7. The method according to claim 6, characterized in that The calculation steps of the kilowatt-hour drawdown ratio of the backup declaration strategy are as follows: Backtest the backup declaration strategy to generate daily volume and daily quotes for the backtest period; When the daily bid is greater than the day-ahead price, the daily bid volume will be used as the day-ahead winning bid volume; Based on the previous day's winning bid volume, generate the daily kilowatt-hour profit and loss during the backtest period; Based on the daily kilowatt-hour profit and loss, generate the maximum kilowatt-hour drawdown ratio during the backtest period; The maximum kilowatt-hour drawdown ratio during the backtest period is used as the kilowatt-hour drawdown ratio of the backup declaration strategy.
8. The method according to claim 7, characterized in that The calculation formula for the daily electricity profit and loss is: Among them, the calculation formula for daily time-sharing profit is: profit=-(P 日前 -P 实时 )*(Q 日前 -Q 实际 ) In the above formula, p_kwh is the daily electricity loss and profit, P 日前 is the day-ahead price, P 实时 is the real-time price, Q 日前 is the current winning bid quantity, Q 实际 The actual power consumption.

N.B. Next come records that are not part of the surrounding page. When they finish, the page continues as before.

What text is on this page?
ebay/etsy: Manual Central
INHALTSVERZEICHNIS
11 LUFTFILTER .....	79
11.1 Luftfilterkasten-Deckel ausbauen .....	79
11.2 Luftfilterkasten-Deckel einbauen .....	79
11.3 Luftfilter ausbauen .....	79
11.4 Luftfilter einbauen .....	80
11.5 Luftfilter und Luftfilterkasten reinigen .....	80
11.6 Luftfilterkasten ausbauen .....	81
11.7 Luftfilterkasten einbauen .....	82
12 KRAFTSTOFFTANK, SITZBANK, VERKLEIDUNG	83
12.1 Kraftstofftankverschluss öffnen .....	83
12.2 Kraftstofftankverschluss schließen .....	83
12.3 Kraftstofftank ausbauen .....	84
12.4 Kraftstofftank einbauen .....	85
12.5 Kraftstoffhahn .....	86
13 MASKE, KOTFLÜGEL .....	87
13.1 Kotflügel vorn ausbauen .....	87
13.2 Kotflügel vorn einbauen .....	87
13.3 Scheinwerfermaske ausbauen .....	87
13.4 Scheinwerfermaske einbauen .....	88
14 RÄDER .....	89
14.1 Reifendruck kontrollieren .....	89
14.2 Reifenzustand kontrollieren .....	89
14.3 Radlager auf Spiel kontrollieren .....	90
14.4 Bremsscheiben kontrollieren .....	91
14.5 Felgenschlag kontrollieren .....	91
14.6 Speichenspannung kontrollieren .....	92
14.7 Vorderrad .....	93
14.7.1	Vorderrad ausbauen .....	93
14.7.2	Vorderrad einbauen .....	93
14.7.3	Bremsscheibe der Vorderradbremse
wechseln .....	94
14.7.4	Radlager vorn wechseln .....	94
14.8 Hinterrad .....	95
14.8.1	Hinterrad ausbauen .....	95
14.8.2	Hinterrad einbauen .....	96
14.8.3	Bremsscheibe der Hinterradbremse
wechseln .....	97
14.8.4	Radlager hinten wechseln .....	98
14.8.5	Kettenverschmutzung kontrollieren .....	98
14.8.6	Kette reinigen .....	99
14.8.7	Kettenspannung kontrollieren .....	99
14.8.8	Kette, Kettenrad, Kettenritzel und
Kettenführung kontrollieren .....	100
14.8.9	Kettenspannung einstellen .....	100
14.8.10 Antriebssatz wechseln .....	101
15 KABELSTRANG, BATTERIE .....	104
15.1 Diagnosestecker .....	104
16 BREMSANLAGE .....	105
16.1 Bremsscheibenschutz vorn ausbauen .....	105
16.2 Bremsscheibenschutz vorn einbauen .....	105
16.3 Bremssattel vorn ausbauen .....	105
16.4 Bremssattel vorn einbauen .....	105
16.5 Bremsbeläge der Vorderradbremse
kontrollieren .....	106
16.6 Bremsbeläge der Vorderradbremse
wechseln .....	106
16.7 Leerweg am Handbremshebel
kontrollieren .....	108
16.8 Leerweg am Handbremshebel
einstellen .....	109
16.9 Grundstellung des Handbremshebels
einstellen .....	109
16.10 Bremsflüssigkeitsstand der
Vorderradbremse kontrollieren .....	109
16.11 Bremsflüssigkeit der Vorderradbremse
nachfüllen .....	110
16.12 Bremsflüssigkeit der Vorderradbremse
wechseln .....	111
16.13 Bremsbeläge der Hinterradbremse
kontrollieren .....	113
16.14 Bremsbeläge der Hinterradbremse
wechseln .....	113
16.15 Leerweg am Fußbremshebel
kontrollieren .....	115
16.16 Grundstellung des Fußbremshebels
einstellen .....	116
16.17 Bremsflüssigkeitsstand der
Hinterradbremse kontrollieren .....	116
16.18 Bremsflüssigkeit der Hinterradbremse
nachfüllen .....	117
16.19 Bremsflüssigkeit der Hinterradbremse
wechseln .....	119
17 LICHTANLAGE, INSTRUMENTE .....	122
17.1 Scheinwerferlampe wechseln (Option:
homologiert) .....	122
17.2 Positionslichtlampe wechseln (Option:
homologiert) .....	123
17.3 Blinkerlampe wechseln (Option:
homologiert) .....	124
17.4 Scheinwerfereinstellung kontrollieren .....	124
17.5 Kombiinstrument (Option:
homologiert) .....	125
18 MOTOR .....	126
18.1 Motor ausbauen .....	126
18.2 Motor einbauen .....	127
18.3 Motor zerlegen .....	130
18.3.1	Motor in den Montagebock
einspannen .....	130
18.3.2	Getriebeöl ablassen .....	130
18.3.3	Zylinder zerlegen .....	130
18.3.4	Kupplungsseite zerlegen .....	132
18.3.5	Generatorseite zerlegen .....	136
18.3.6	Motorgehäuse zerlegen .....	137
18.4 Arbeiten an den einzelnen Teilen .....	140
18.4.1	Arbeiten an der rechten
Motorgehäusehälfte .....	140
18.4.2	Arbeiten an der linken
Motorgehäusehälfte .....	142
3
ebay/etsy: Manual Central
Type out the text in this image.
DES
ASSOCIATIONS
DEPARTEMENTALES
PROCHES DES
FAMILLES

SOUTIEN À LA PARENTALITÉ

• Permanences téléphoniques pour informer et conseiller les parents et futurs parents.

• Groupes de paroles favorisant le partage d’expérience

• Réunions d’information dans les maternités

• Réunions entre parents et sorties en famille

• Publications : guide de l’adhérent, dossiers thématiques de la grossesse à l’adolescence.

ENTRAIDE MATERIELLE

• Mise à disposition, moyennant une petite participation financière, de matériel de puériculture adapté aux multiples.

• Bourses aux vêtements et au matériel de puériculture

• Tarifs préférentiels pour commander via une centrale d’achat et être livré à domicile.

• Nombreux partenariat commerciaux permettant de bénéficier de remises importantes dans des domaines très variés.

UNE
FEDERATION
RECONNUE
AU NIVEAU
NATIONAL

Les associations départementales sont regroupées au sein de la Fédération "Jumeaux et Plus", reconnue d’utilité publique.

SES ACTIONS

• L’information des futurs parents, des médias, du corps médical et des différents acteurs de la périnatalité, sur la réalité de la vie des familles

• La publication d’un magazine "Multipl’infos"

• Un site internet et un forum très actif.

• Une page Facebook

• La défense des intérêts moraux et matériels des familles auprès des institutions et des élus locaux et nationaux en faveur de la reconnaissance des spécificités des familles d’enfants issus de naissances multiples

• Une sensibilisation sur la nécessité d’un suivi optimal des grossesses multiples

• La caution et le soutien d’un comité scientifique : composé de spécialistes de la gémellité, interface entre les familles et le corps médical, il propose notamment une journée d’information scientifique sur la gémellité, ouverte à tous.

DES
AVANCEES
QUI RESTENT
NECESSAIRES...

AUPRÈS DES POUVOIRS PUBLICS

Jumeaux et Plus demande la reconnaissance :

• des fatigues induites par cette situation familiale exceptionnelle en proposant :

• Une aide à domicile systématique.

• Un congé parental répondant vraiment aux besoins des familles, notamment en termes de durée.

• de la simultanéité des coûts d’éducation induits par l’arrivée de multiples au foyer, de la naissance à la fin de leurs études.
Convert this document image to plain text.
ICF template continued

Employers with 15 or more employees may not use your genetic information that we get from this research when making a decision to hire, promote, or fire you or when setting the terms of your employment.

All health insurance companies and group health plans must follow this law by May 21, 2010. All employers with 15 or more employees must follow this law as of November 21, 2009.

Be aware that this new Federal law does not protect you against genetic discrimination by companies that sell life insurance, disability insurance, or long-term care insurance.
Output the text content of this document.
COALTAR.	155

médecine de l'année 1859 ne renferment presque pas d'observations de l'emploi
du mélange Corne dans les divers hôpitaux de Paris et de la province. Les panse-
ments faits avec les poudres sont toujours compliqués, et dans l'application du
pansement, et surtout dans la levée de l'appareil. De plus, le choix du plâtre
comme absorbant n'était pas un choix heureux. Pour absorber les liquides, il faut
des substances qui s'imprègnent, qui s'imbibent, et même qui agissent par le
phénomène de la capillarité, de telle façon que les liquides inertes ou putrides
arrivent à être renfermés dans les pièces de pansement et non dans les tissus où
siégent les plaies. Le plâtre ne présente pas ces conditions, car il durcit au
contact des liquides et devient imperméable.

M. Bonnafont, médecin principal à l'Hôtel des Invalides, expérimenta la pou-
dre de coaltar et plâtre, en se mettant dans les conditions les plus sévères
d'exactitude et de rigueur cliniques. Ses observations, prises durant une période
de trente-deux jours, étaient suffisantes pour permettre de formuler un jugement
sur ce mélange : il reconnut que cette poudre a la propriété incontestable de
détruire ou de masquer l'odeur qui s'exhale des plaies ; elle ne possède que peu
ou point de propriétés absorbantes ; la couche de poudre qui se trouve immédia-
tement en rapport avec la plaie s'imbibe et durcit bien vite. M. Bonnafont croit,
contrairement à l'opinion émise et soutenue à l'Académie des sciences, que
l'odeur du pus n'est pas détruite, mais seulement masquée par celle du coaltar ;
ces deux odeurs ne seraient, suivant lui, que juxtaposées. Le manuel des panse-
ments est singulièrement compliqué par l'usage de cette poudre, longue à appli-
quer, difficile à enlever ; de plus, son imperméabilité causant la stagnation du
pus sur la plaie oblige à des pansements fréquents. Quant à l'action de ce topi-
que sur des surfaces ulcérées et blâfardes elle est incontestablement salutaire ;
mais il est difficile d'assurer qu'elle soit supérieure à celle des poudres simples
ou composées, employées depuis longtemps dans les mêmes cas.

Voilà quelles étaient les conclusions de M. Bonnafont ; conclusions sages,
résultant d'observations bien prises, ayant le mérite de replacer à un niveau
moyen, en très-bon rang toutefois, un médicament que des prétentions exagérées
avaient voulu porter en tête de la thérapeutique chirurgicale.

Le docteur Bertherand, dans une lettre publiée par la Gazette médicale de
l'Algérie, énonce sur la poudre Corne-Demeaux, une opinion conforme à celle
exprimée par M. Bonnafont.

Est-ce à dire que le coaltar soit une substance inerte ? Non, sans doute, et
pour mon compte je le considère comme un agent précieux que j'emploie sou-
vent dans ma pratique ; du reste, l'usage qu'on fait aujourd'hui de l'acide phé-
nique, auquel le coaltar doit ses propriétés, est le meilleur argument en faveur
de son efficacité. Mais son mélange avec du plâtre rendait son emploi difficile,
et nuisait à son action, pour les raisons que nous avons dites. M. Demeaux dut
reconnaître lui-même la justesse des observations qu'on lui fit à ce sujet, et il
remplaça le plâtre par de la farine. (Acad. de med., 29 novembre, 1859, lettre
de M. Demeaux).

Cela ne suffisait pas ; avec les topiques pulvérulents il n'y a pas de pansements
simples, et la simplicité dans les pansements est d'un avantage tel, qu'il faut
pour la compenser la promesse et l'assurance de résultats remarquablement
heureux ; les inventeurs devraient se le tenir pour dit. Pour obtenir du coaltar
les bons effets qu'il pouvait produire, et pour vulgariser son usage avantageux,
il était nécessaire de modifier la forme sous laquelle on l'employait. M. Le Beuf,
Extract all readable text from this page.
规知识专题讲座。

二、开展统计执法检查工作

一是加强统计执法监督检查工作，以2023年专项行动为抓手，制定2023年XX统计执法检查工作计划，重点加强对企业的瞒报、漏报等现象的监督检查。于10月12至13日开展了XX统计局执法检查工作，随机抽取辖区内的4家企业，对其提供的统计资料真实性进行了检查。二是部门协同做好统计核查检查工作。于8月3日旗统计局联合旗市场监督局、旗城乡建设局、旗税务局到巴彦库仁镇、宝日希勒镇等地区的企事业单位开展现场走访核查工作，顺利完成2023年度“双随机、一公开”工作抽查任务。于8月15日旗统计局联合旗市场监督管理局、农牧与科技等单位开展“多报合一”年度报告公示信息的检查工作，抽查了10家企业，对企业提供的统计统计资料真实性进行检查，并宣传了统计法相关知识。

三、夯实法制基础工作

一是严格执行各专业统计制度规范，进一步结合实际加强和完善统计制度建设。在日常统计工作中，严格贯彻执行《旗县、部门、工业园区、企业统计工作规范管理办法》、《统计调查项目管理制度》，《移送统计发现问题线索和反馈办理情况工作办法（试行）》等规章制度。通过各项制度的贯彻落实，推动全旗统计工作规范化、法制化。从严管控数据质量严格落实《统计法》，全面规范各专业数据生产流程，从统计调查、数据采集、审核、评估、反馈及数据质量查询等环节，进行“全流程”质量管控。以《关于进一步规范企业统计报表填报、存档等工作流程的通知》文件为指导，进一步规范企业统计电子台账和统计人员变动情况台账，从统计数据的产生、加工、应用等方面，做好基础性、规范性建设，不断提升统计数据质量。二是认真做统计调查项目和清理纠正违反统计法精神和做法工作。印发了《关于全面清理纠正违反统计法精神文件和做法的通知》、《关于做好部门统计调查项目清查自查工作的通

9. A system for generating a day-ahead declaration strategy, characterized in that: A method for generating a day-ahead declaration strategy according to any one of claims 1 to 8 can be implemented, the system comprising: An acquisition module, used to acquire training data, wherein the training data includes day-ahead price, day-ahead new energy forecast data and day-ahead real-time price difference; A binning module, used for performing equal-width division on the day-ahead new energy forecast data in the training data, and dividing the training data into a plurality of bins according to the result of the equal-width division; A generation module is used to determine the target bin where the new energy forecast data of the target day is located, and generate the target price difference and target price of the target day according to the real-time price difference and the price of the target bin; A declaration module is used to generate a declaration volume coefficient according to the target price difference; to generate a declaration price according to the target price, the target price difference and the predicted price of the target day; and to generate a declaration strategy based on the declaration volume coefficient, the declaration price and the predicted electricity consumption of the target day.
10. A computer device, characterized in that: include: A memory and a processor, wherein the memory and the processor are connected to communicate with each other, the memory stores computer instructions, and the processor executes the method for generating a day-ahead declaration strategy according to any one of claims 1 to 7 by executing the computer instructions.